X Does NOT qualify for temporary 2.2 percentage point increase in FMAP under 42 CFR 433.10(c) (7).

Qualifies for temporary 2.2 percentage point increase in FMAP under 42 CFR 433.10(c)(7), determined in accordance with the CMS letter confirming eligibility for the temporary FMAP increase, dated __________ The state will not claim any federal funding for individuals determined eligible under 42 CFR 435.119 at the FMAP rate described in 42 CFR 433.10(c)(6).

Part 5 - State Attestations

The State attests to the following:

A. The application of the adult group FMAP methodology will not affect the timing or approval of any individual’s eligibility for Medicaid.

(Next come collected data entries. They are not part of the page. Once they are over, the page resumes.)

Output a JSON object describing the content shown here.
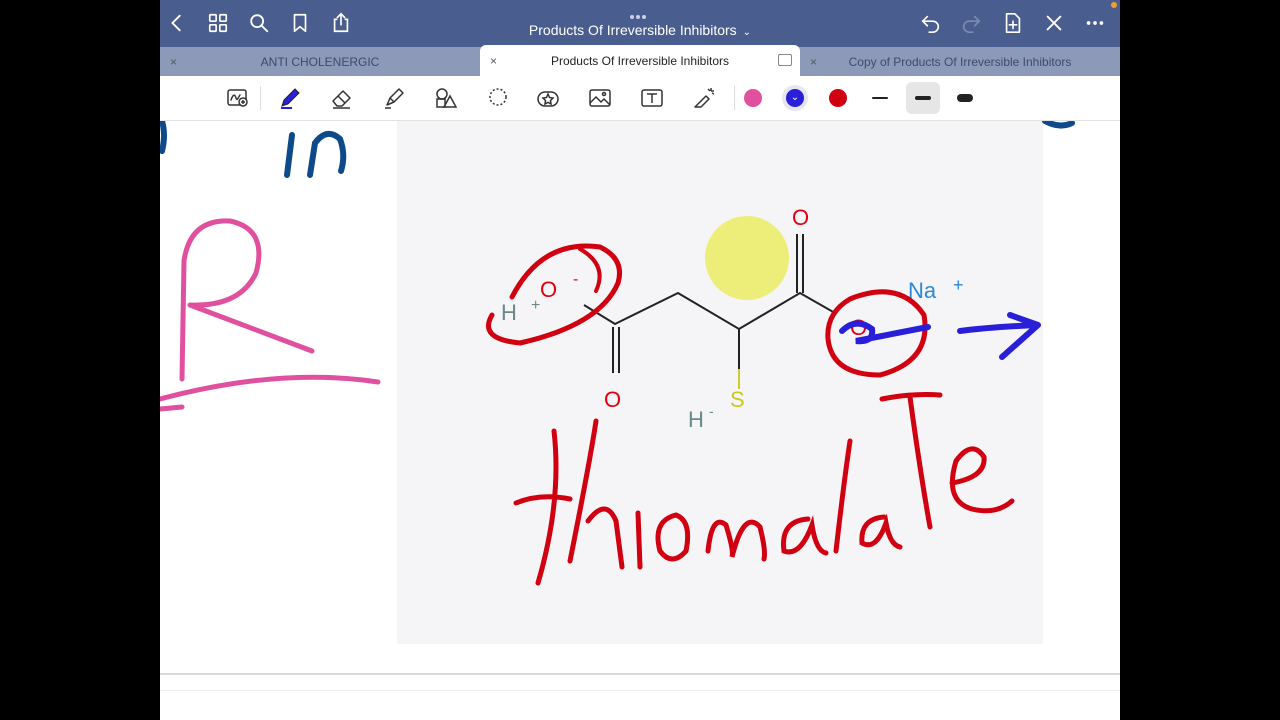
{
  "app": {
    "document_title": "Products Of Irreversible Inhibitors",
    "title_caret": "⌄"
  },
  "tabs": [
    {
      "label": "ANTI CHOLENERGIC",
      "active": false
    },
    {
      "label": "Products Of Irreversible Inhibitors",
      "active": true
    },
    {
      "label": "Copy of Products Of Irreversible Inhibitors",
      "active": false
    }
  ],
  "tab_close_glyph": "×",
  "colors": {
    "titlebar": "#4a5d8f",
    "pen_pink": "#e0509e",
    "pen_blue": "#2a1fd8",
    "pen_red": "#d00010",
    "ink_navy": "#0e4a8a"
  },
  "toolbar": {
    "tools": [
      "zoom-box-icon",
      "pen-icon",
      "eraser-icon",
      "highlighter-icon",
      "shapes-icon",
      "lasso-icon",
      "elements-icon",
      "image-icon",
      "text-icon",
      "laser-pointer-icon"
    ],
    "stroke_sizes": [
      "thin",
      "medium",
      "thick"
    ],
    "selected_stroke": "medium",
    "selected_color": "pen_blue"
  },
  "molecule": {
    "o_top": "O",
    "o_bottom": "O",
    "o_left": "O",
    "o_left_charge": "-",
    "h_plus": "H",
    "h_plus_charge": "+",
    "o_right": "O",
    "na": "Na",
    "na_charge": "+",
    "sulfur": "S",
    "h_minus": "H",
    "h_minus_charge": "-"
  },
  "handwriting": {
    "left_top": "in",
    "left_mid": "R",
    "main": "thiomalate"
  }
}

B. The application of the adult group FMAP methodology will not be biased in such a manner as to inappropriately establish the numbers of, or medical assistance expenditures for, individuals determined to be newly or not newly eligible.

ATTACHMENTS

Not all of the attachments indicated below will apply to all states; some attachments may describe methodologies for multiple population groups within the new adult group. Indicate those of the following attachments which are included with this SPA:

X Attachment A – Conversion Plan Standards Referenced in Table 1

Attachment B – Resource Criteria Proxy Methodology

Attachment C – Enrollment Cap Methodology

Attachment D – Special Circumstances Adjustment and Other Adjustments to the Adult Group FMAP Methodology

X Attachment E – Transition Methodologies

PRA Disclosure Statement

According to the Paperwork Reduction Act of 1995, no persons are required to respond to a collection of information unless it displays a valid OMB control number. The valid OMB control number for this information collection is 0938-1148. The time required to complete this information collection is estimated to average 4 hours per response, including the time to review instructions, search existing data resources, gather the data needed, and complete and review the information collection. If you have comments concerning the accuracy of the time estimate(s) or suggestions for improving this form, please write to: CMS, 7500 Security Boulevard, Attn: PRA Reports Clearance Officer, Mail Stop C4-26-05, Baltimore, Maryland 21244-1850.